By Matt Gray, Meteorologist/Reporter, mgray@keci.com
Published On: Apr 14 2014 06:48:40 PM MDT
Updated On: Apr 14 2014 08:51:26 PM MDT

Explaining the lunar eclipse

MISSOULA, Mont. -

For just over 3 hours on Tuesday morning there will be a cosmic show over Montana.

The first of four total lunar eclipses during the next 18 months takes place early Tuesday morning. The eclipse starts at 11:58 p.m. Monday night and ends at 3:33 a.m. Tuesday. The middle of the eclipse, when the entire moon is a deep red, is at 1:45 a.m.

A lunar eclipse occurs when the moon's orbit takes it into the earth's shadow. It's a perfect alignment between the sun, earth and moon. 

It turns the moon dark red because the only light that reaches the moon during the eclipse first passes through the earth's atmosphere. The air scatterers the sunlight and separates into different colors. The red light makes it through the scattering process and reaches the moon. It's the same reason sunsets appear red. 

University of Montana professor Dan Reisenfeld told us, "At that particular moment, the only light reaching the moon is all of the sunrises and all of the sunsets on earth all at once."

A total lunar eclipse is when the entire moon passes through earth's shadow. Four total lunar eclipses in a row is called a tetrad. Eclipses come in predictable cycles, around every six months, but most eclipses have only part of the moon cloaked in shadow; so little that many don't notice.

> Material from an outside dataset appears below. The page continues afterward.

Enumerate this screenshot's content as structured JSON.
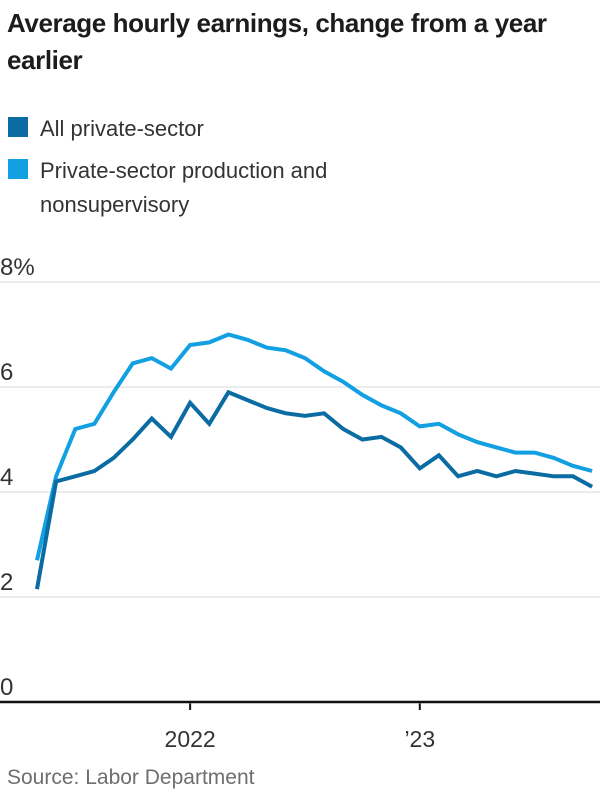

Reisenfeld states that lunar eclipses are often linked to solar eclipses. Many fall within two weeks of each other. Solar eclipses are much harder to spot. They're only visible in a swath over a couple hundred miles.

A lunar eclipse is visible over whatever continents happen to be at night when the eclipse occurs. For Montana all four of the upcoming tetrad of eclipses will be visible. The second eclipse occurs on October 8.